Matthew MacDevette, student and author, Cape Town

Where do you live?
Not Australia. Does anything besides that really matter?
How long have you lived there?
I have not lived in Australia all my life. I cannot readily verify whether my mother traveled there while I was captive in-womb, but for my own soundness of mind I am willing to accept her “I stayed in Pietermaritzburg” stories at face value.
Where and what are you studying?
Honours in Politics, Philosophy and Economics at the University of Cape Town. Was formerly at Stellenbosch University, but soon decided that self-contained islands of sameness become maddening after a while. Erm…I’m leaning more towards the Economics part. That’s about all I can say, I suppose.
What do you love about Cape Town? Dislike?
The fact that it’s nowhere near Australia (the joke is wearing, but not worn). Also, it is indecently beautiful – in just about every way, seen and unseen. I could go into bits and pieces about the hipness of this and the buzz of that, but there are travel websites for that.
What is your passion?
Stories, verbose dead people (some call them ‘scholars’), novelty and blasphemy.
What would you like to do when your studies are over?

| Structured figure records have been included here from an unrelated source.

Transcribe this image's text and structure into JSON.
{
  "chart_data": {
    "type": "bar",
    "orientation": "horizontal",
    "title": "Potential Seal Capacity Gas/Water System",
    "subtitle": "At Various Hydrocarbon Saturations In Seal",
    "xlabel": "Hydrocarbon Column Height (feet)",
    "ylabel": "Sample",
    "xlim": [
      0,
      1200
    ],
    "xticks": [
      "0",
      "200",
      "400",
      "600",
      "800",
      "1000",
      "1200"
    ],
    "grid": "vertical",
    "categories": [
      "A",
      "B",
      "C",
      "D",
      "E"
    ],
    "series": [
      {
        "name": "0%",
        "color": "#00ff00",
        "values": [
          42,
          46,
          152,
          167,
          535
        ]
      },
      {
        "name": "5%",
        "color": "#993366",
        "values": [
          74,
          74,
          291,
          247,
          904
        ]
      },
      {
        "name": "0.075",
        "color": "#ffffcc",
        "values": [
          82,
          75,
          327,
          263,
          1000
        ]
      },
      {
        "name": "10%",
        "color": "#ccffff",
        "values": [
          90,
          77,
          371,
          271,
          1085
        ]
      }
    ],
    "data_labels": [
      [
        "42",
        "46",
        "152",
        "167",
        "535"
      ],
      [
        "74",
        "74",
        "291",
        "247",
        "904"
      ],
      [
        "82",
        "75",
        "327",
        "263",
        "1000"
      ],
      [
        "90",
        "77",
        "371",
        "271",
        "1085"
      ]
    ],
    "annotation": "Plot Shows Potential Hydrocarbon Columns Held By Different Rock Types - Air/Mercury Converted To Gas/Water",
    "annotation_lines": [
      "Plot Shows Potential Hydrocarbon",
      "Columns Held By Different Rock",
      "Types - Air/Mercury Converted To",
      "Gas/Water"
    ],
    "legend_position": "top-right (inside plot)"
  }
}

Graduate. And work! All for the mother country! The compulsion to be productive, whether unjustly or not, has been imposed on me ever since I was a wee lad. Oh, and I would also quite fancy being published (not getting published, already being published).
What is your favourite restaurant/pub/?
What kind of a question is this? My living room.
What is your favourite recreational spot? (beach etc.)?
Other people’s preciously held beliefs.
You’ve written a book — tell us about that?
A novel. Set in 1920s Dresden, Germany. Reformation never happened, Catholic Church still maintains control over Europe. Seeds of a second Attempted Reformation are appearing. Second year university student with infamous dead mother accused of witchcraft, must flee, is perhaps guilty. Strange, seemingly wicked stranger toys with protagonist in many interesting and unnerving ways.
Fun, dangerous, devastating, irreverent times in a Theocracy.
Ultimate dream?
World peace! No, just kidding. World peace would be boring. Sincerely, it would have to be to be an accomplished author, a contributing professional and alive at 51.